Saturday, 21 July 2012

Deaths of Damascene Despots

Djemal Pasha, Butcher of Damascus
Today marks a curious anniversary. It was on 21st July 1922, exactly ninety years ago, that Djemal Pasha, known as a-Saffah (“The Butcher”), the Damascus-based Ottoman governor of Syria, was assassinated by an Armenian. Djemal had it coming. He had played a leading role in the genocide of Armenians, and brutally liquidated many dissident Christians, Shi’a Muslims and Lebanese. 

On 21st July 2012, Djemal’s spiritual descendant Bashar al-Assad, who is said still to be lurking in Damascus, must be concerned that the violent deaths this week of four of his closest “senior management team” herald his own.  
Antigonus the One-Eyed in Alexander
Al-Assad, who trained as an ophthalmologist, would presumably take a professional interest in my favourite despot of Damascus, “Antigonus the One-Eyed”.  This Macedonian Cyclops was Alexander the Great’s toughest general and very nearly succeeded in uniting the Macedonian empire during the wars of the Successors.   

He was enormously tall and scarred as well as monocular (much more scarey than Ian Beattie portrayed him in Oliver Stone's 2004 movie). His mistake was to have the honesty to adopt the title of King (Basileus) when the other Successors were creepily saying that they only wanted to rule vicariously in the deceased Alexander’s name.

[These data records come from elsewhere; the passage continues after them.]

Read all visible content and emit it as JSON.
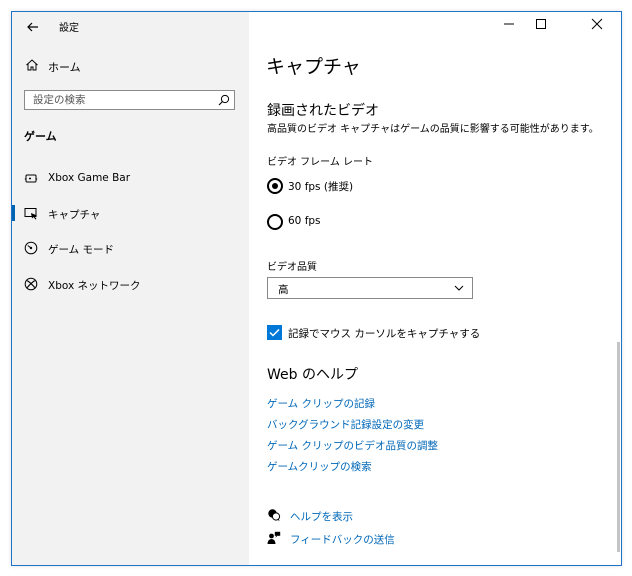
{
  "window": {
    "title": "設定"
  },
  "sidebar": {
    "home_label": "ホーム",
    "search_placeholder": "設定の検索",
    "section_header": "ゲーム",
    "items": [
      {
        "label": "Xbox Game Bar",
        "icon": "xbox-game-bar-icon",
        "selected": false
      },
      {
        "label": "キャプチャ",
        "icon": "capture-icon",
        "selected": true
      },
      {
        "label": "ゲーム モード",
        "icon": "game-mode-icon",
        "selected": false
      },
      {
        "label": "Xbox ネットワーク",
        "icon": "xbox-icon",
        "selected": false
      }
    ]
  },
  "main": {
    "page_title": "キャプチャ",
    "section_title": "録画されたビデオ",
    "description": "高品質のビデオ キャプチャはゲームの品質に影響する可能性があります。",
    "frame_rate": {
      "label": "ビデオ フレーム レート",
      "options": [
        {
          "label": "30 fps (推奨)",
          "selected": true
        },
        {
          "label": "60 fps",
          "selected": false
        }
      ]
    },
    "quality": {
      "label": "ビデオ品質",
      "value": "高"
    },
    "capture_cursor": {
      "label": "記録でマウス カーソルをキャプチャする",
      "checked": true
    },
    "help": {
      "title": "Web のヘルプ",
      "links": [
        "ゲーム クリップの記録",
        "バックグラウンド記録設定の変更",
        "ゲーム クリップのビデオ品質の調整",
        "ゲームクリップの検索"
      ]
    },
    "get_help_label": "ヘルプを表示",
    "feedback_label": "フィードバックの送信"
  },
  "colors": {
    "accent": "#0078d7",
    "link": "#0067b8",
    "sidebar_bg": "#f2f2f2",
    "window_border": "#1f73c9"
  }
}
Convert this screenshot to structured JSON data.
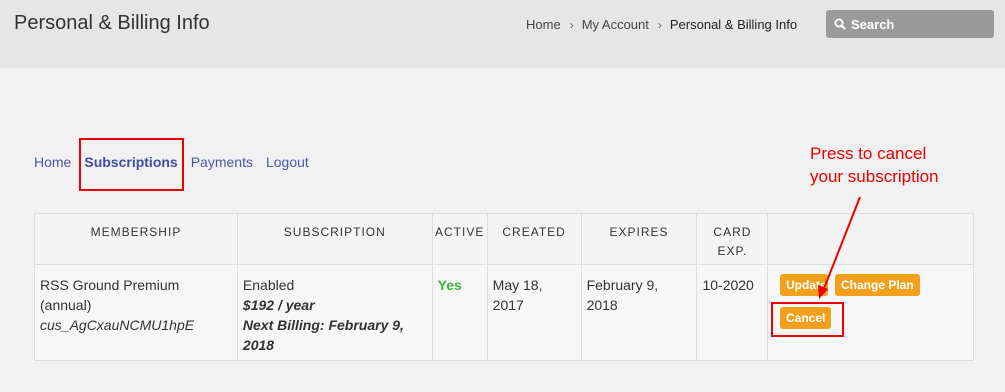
{
  "header": {
    "title": "Personal & Billing Info",
    "breadcrumb": [
      "Home",
      "My Account",
      "Personal & Billing Info"
    ],
    "search_placeholder": "Search"
  },
  "tabs": [
    "Home",
    "Subscriptions",
    "Payments",
    "Logout"
  ],
  "table": {
    "headers": [
      "MEMBERSHIP",
      "SUBSCRIPTION",
      "ACTIVE",
      "CREATED",
      "EXPIRES",
      "CARD EXP."
    ],
    "row": {
      "membership": "RSS Ground Premium (annual)",
      "customer_id": "cus_AgCxauNCMU1hpE",
      "subscription_status": "Enabled",
      "price": "$192 / year",
      "next_billing": "Next Billing: February 9, 2018",
      "active": "Yes",
      "created": "May 18, 2017",
      "expires": "February 9, 2018",
      "card_exp": "10-2020"
    },
    "buttons": {
      "update": "Update",
      "change_plan": "Change Plan",
      "cancel": "Cancel"
    }
  },
  "annotation": {
    "line1": "Press to cancel",
    "line2": "your subscription"
  },
  "colors": {
    "accent_button": "#f0a01a",
    "highlight": "#e00000",
    "active_yes": "#3bb23b",
    "link": "#4a5aa8"
  }
}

This frank acknowledgement of his own power meant that Antigonus had to keep on waging war, and he died in battle IN HIS SEVENTIES!

Khālid ibn al-Walīd, Wine-Hygienist
Nor did the far-famed Khālid ibn al-Walīd, Companion of Muhammad, conqueror of Damascus in 634, get the death he wanted. Pockmarked, big-bearded, and a champion wrestler, he only bathed in alcohol (although insisting to other Muslims that he never drank it). He remained undefeated in more than a hundred mighty battles. But his sad last words regretted his tame demise: “I've fought in so many battles seeking martyrdom that there is no spot in my body left without a scar or a wound made by a spear or sword. And yet here I am, dying on my own bed like an old camel.”
Until al-Assad lost the plot, however, the prize for most bloodthirsty ruler of Damascus should perhaps have gone to “Timur the Lame” (aka Tamberlaine the Great).  He enslaved half the population, deported the skilled artisans to Samarkand, and murdered all the rest, piling their heads up in a field in the north-east of Damascus. The name of the place is still “Tower of Heads” (Burj al ru'us). Christopher Marlowe imagined what this Turkic megalomaniac looked like when annoyed: 

   Upon his brows was portrayed ugly death,
   And in his eyes the fury of his heart,
   That shine as comets, menacing revenge.

But Tamberlaine was cheated of a glorious exit from this life, freezing to death on a campaign for the Emperor of China which he had rashly undertaken in winter.  

The current Despot of Damascus also sucks up to China. But given the climate of Syria he is unlikely to freeze to death. He is also increasingly unlikely to die anywhere as late as his seventies or at home in peaceful old age. My personal preference would be to have him made to account for the deaths of his people on trial in the International Criminal Court in the Hague. But assassination, the fate which befell his predecessor Djemal Pasha nine decades ago to the very day, can scarcely be off the cards.

1 comment:

  1. The ban on alcohol in Islam is upon drinking it. When the Caliph Umar found out that Khalid bin Walid bathed with salts that included alcoholic content he asked Khalid about it who replied that he did not drink it. There is no taboo against external use of alcohol for medicinal purposes or in scents and cosmetics in which it is widely used.